I've started reading Marilynne Robinson's The Death of Adam. Robinson, who is a brilliant writer, has produced this collection of essays as a lament over decline in humanism and history. what is particularly concerning to her is the way history is taught now, such that we can throw round words like Calvinism or Darwinism without ever looking at a word Calvin or Darwin wrote. In response, Robinson takes us back to the original texts - texts which she claims to have foundational documents to contemporary American identity. I've read the first chapter, on Darwinism, and particularly appreciated Robinson's approach. She doesn't take issue with the science of evolution, but offers a sustained critique of the philosophy or ideology of Darwinism.

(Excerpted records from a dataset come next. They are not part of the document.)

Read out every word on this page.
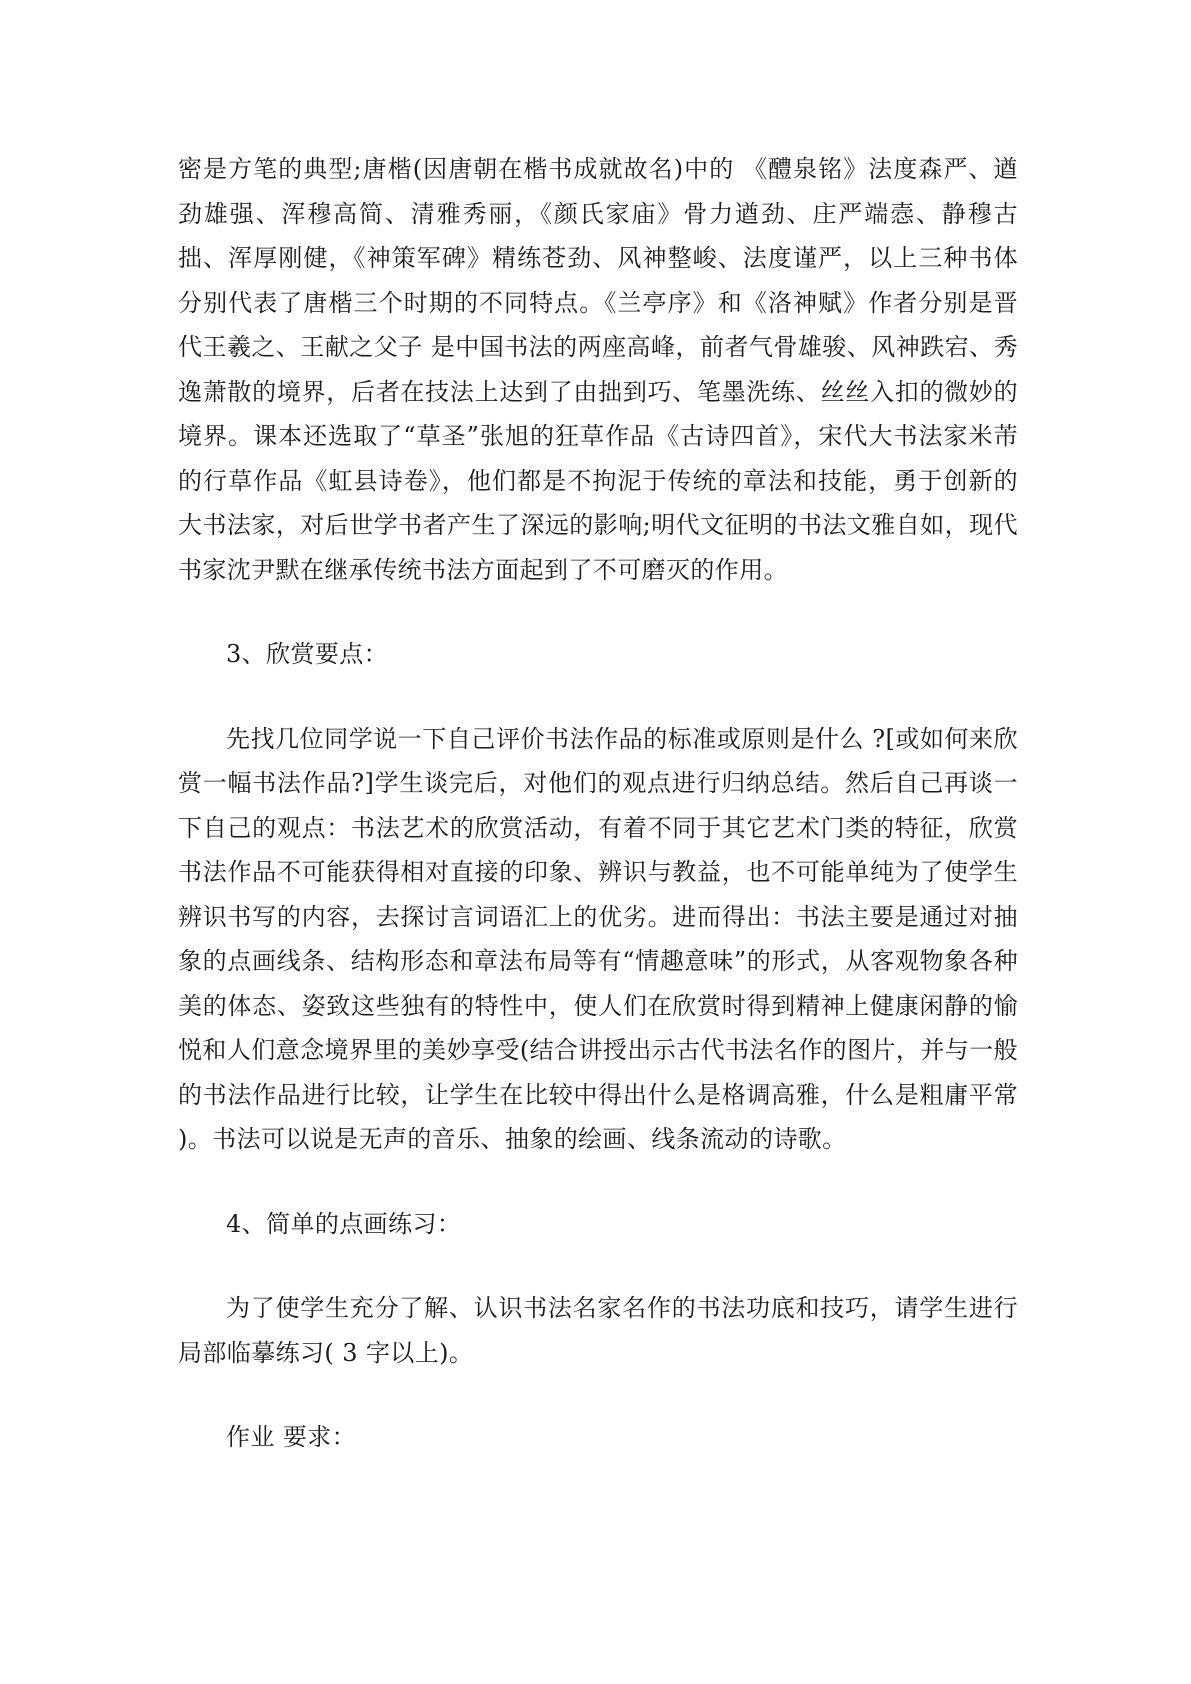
密是方笔的典型;唐楷(因唐朝在楷书成就故名)中的 《醴泉铭》法度森严、遒劲雄强、浑穆高简、清雅秀丽，《颜氏家庙》骨力遒劲、庄严端悫、静穆古拙、浑厚刚健，《神策军碑》精练苍劲、风神整峻、法度谨严，以上三种书体分别代表了唐楷三个时期的不同特点。《兰亭序》和《洛神赋》作者分别是晋代王羲之、王献之父子 是中国书法的两座高峰，前者气骨雄骏、风神跌宕、秀逸萧散的境界，后者在技法上达到了由拙到巧、笔墨洗练、丝丝入扣的微妙的境界。课本还选取了“草圣”张旭的狂草作品《古诗四首》，宋代大书法家米芾的行草作品《虹县诗卷》，他们都是不拘泥于传统的章法和技能，勇于创新的大书法家，对后世学书者产生了深远的影响;明代文征明的书法文雅自如，现代书家沈尹默在继承传统书法方面起到了不可磨灭的作用。

3、欣赏要点：

先找几位同学说一下自己评价书法作品的标准或原则是什么 ?[或如何来欣赏一幅书法作品?]学生谈完后，对他们的观点进行归纳总结。然后自己再谈一下自己的观点：书法艺术的欣赏活动，有着不同于其它艺术门类的特征，欣赏书法作品不可能获得相对直接的印象、辨识与教益，也不可能单纯为了使学生辨识书写的内容，去探讨言词语汇上的优劣。进而得出：书法主要是通过对抽象的点画线条、结构形态和章法布局等有“情趣意味”的形式，从客观物象各种美的体态、姿致这些独有的特性中，使人们在欣赏时得到精神上健康闲静的愉悦和人们意念境界里的美妙享受(结合讲授出示古代书法名作的图片，并与一般的书法作品进行比较，让学生在比较中得出什么是格调高雅，什么是粗庸平常 )。书法可以说是无声的音乐、抽象的绘画、线条流动的诗歌。

4、简单的点画练习：

为了使学生充分了解、认识书法名家名作的书法功底和技巧，请学生进行局部临摹练习( 3 字以上)。

作业 要求：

'What magic is there about the word "modern" that makes us assume what we think has no effect on what we do? Bryan wrote, "Science has made war so hellish that civilization was about to commit suicide; and now we are told that newly discovered instruments of destruction will make the cruelties of the late war seem trivial in comparison with the cruelties of wars that may come in the future." This being true, how could a cult of war recruit many thousands of intelligent people? And how can we now, when the fragility of the planet is every day more obvious, be giving ourselves over to an ethic of competition and self-seeking, a sort of socioeconomic snake handling, where faith in a theory makes us contemptuous of very obvious perils? And where does this theory get its seemingly unlimited power over our moral imaginations, when it can rationalize stealing candy from babies - or, a more contemporary illustration, stealing medical care or schooling from babies - as readily as any bolder act? Why does it have the stature of science and the chic of iconoclasm and the vigor of novelty when it is, pace Nietzsche, only mythified, respectablized resentment, with a long, dark history behind it?'
Robinson understands Darwinism as part of the larger picture. It's part of the enlightenment project of progress. It is a dehumanising idea, which, when taken and applied to politics or economics is destructive. It has enslaved to humanity to economic selfishness and ecological tragedy as we seek to exploit and take advantage of the world and each other. How much of the world has been destroyed in the name of progress?